Salman Rushdie’s The Satanic Verses is on Amazon though this site from India acknowledges it as a source of blasphemy for some in the Islamic world. If you’re a witch, not to worry unless your PTA wants to pull all the Harry Potter books. The series has been banned since the beginning for portraying magic at all. I’ve known parents who won’t allow their children to read these books.

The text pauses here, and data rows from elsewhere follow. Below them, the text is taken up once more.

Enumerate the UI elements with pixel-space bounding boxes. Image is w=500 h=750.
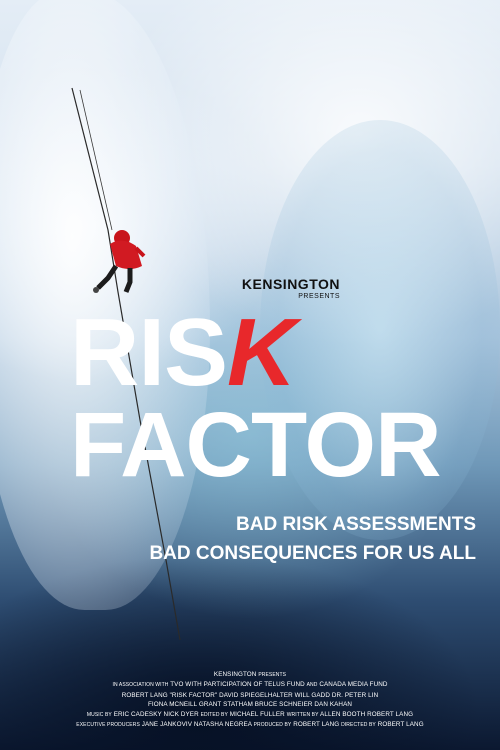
credit-association-label: IN ASSOCIATION WITH <box>112 682 169 689</box>
written-credit: ALLEN BOOTH ROBERT LANG <box>320 710 414 718</box>
produced-label: PRODUCED BY <box>253 722 292 729</box>
poster-title: RISK FACTOR <box>70 305 490 496</box>
studio-logo-block: KENSINGTON PRESENTS <box>180 276 340 300</box>
produced-credit: ROBERT LANG <box>293 721 340 729</box>
tagline-line-1: BAD RISK ASSESSMENTS <box>236 514 476 535</box>
edited-credit: MICHAEL FULLER <box>229 710 285 718</box>
ice-wall-highlight <box>0 0 210 610</box>
credit-and: AND <box>306 682 318 689</box>
written-label: WRITTEN BY <box>286 711 319 718</box>
frozen-waterfall <box>260 120 500 540</box>
studio-logo: KENSINGTON <box>241 276 340 292</box>
credit-association: TVO WITH PARTICIPATION OF TELUS FUND <box>170 681 305 689</box>
credits-line-3: ROBERT LANG "RISK FACTOR" DAVID SPIEGELH… <box>121 691 379 699</box>
presents-label: PRESENTS <box>298 293 340 300</box>
credits-line-2: IN ASSOCIATION WITH TVO WITH PARTICIPATI… <box>0 680 500 690</box>
exec-label: EXECUTIVE PRODUCERS <box>76 722 140 729</box>
tagline: BAD RISK ASSESSMENTS BAD CONSEQUENCES FO… <box>0 510 476 568</box>
credit-studio: KENSINGTON <box>213 671 257 678</box>
title-ris: RIS <box>70 299 228 406</box>
edited-label: EDITED BY <box>200 711 228 718</box>
exec-credit: JANE JANKOVIV NATASHA NEGREA <box>141 721 252 729</box>
music-label: MUSIC BY <box>86 711 112 718</box>
credits-line-4: FIONA MCNEILL GRANT STATHAM BRUCE SCHNEI… <box>147 701 353 709</box>
credit-presents: PRESENTS <box>258 672 287 678</box>
directed-credit: ROBERT LANG <box>377 721 424 729</box>
title-line-1: RISK <box>70 305 490 401</box>
title-line-2: FACTOR <box>70 394 442 496</box>
directed-label: DIRECTED BY <box>341 722 376 729</box>
music-credit: ERIC CADESKY NICK DYER <box>113 710 199 718</box>
title-red-k: K <box>227 299 296 406</box>
tagline-line-2: BAD CONSEQUENCES FOR US ALL <box>149 543 476 564</box>
credits-line-6: EXECUTIVE PRODUCERS JANE JANKOVIV NATASH… <box>0 720 500 730</box>
credits-line-1: KENSINGTON PRESENTS <box>0 670 500 680</box>
credit-cmf: CANADA MEDIA FUND <box>319 681 388 689</box>
credits-line-5: MUSIC BY ERIC CADESKY NICK DYER EDITED B… <box>0 710 500 720</box>
ice-climber <box>93 230 146 293</box>
billing-block: KENSINGTON PRESENTS IN ASSOCIATION WITH … <box>0 670 500 730</box>
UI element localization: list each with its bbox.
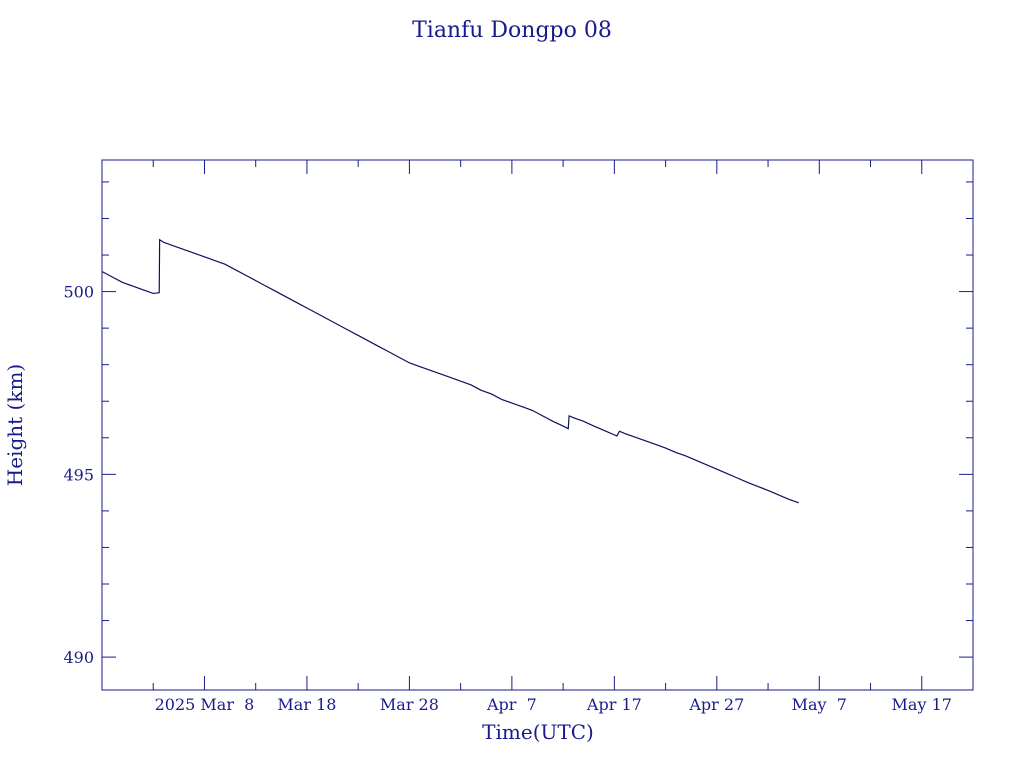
y-axis-label: Height (km) (3, 364, 27, 486)
height-series-line (101, 238, 800, 504)
y-axis-ticks (102, 181, 973, 658)
x-tick-label: May 17 (892, 695, 952, 714)
x-tick-label: Apr 27 (688, 695, 744, 714)
x-tick-label: Apr 7 (486, 695, 537, 714)
x-tick-label: Mar 18 (277, 695, 336, 714)
chart-title: Tianfu Dongpo 08 (412, 18, 612, 43)
plot-frame (101, 159, 974, 691)
x-axis-label: Time(UTC) (482, 720, 594, 744)
y-tick-label: 490 (63, 648, 94, 667)
x-tick-label: Mar 28 (380, 695, 439, 714)
x-axis-ticks (101, 160, 974, 690)
y-tick-label: 495 (63, 465, 94, 484)
x-axis-tick-labels: 2025 Mar 8 Mar 18 Mar 28 Apr 7 Apr 17 Apr 27 M… (155, 695, 952, 714)
x-tick-label: 2025 Mar 8 (155, 695, 255, 714)
y-axis-tick-labels: 490 495 500 (63, 283, 94, 668)
x-tick-label: Apr 17 (586, 695, 642, 714)
y-tick-label: 500 (63, 283, 94, 302)
x-tick-label: May 7 (792, 695, 847, 714)
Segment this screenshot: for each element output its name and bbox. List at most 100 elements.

  1. Which brings me to the idea of “sanitizing” libraries at all. Obviously, Amazon does it. The controversy over removing Ryan T. Anderson’s When Harry Became Sally after selling it for three years is summarized here. You can buy a summary of it by Fireside Reads now if you don’t want to buy the actual book at other retailers. This article contains a link to another article about books you also “shouldn’t” read because of a variety of reasons from sexism to boring-ism. Both are actually amusing, one rebutting the other, both sounding a bit self-satisfied. This brief pro-con article does what seems to be a theme among those who favor removing some books but not others but don’t see the irony. For example, the first Con quotes Justice William Brennan: “Local school boards may not remove books from school libraries simply because they dislike the ideas contained in those books.” Unless it is ideas that are “dangerous.” So the series 13 Reasons Why received critical success though professionals from mental health groups saw it as romanticizing suicide. The conclusion of this thought is that the “sanitizing” of anything is impossible. The works are available, and the inclusion or removal remains completely subjective.
  1. A personal anecdote to support my next point: When one child was in the 3rd grade, I noticed some religious materials coming home. I asked his teacher about them. She was new and perhaps not versed in the ways of the PTA mom. Her response was that she asked kids if they’d like to do coloring about the Bible. Many did. I told her that this is illegal (Engel v. Vitale 1962) and used Justice Black’s reasoning, writing for the majority (6-1, by the way) ”Since Americans adhere to a wide variety of beliefs, it is not appropriate for the government to endorse any particular belief system. Student-led prayer at football games became another issue which the Court ruled on in 2000 when it was challenged by two students (one Catholic, one a member of The Church of Jesus Christ of Latter-day Saints and—of course—their mothers) who noted that the prayers were sectarian but not their sects. In the little Texas town of Santa Fe, there may not have been representatives of religions other than Christian, but that is also part of the issue. If there is to be respect for all religions, then the use of a single source for prayer becomes a problem. And avoiding it is difficult, as the State of California learned when parents objected to the inclusion of Aztec and Yoruba chants or prayers or affirmations in the multicultural studies curriculum. The two sides agreed on a settlement in January 2022: no more chanting per the First Amendment.
  1. What not to read? I wasn’t serious about that. I’ve read most books on the “banned” lists from years past, the classic ones anyway. I acknowledge that the Bible has startling passages. I see both sides getting in a “moral panic” about censorship, for wildly differing reasons. But I’m not going to hand your child a Book of Mormon. I’d rather you didn’t hand mine The God Makers. Some argue that schools need to stick to reading, writing, and arithmetic. I don’t disagree with that. American scores are “middling” at best, per this Pew Research study for math and science proficiencies. I don’t know anything about Slovenia, but since I don’t, I assume we ought to be ahead of them. We’re not. But rankings are an oversimplification.

It’s a complicated topic. It shouldn’t be a political one. If both sides would read books, I think that would be great. If one side wants to reject the others’ choices, fine. There is a difference between access and promotion, which I think is the final question. If your choices are “correct” and mine are not? An impossible impasse.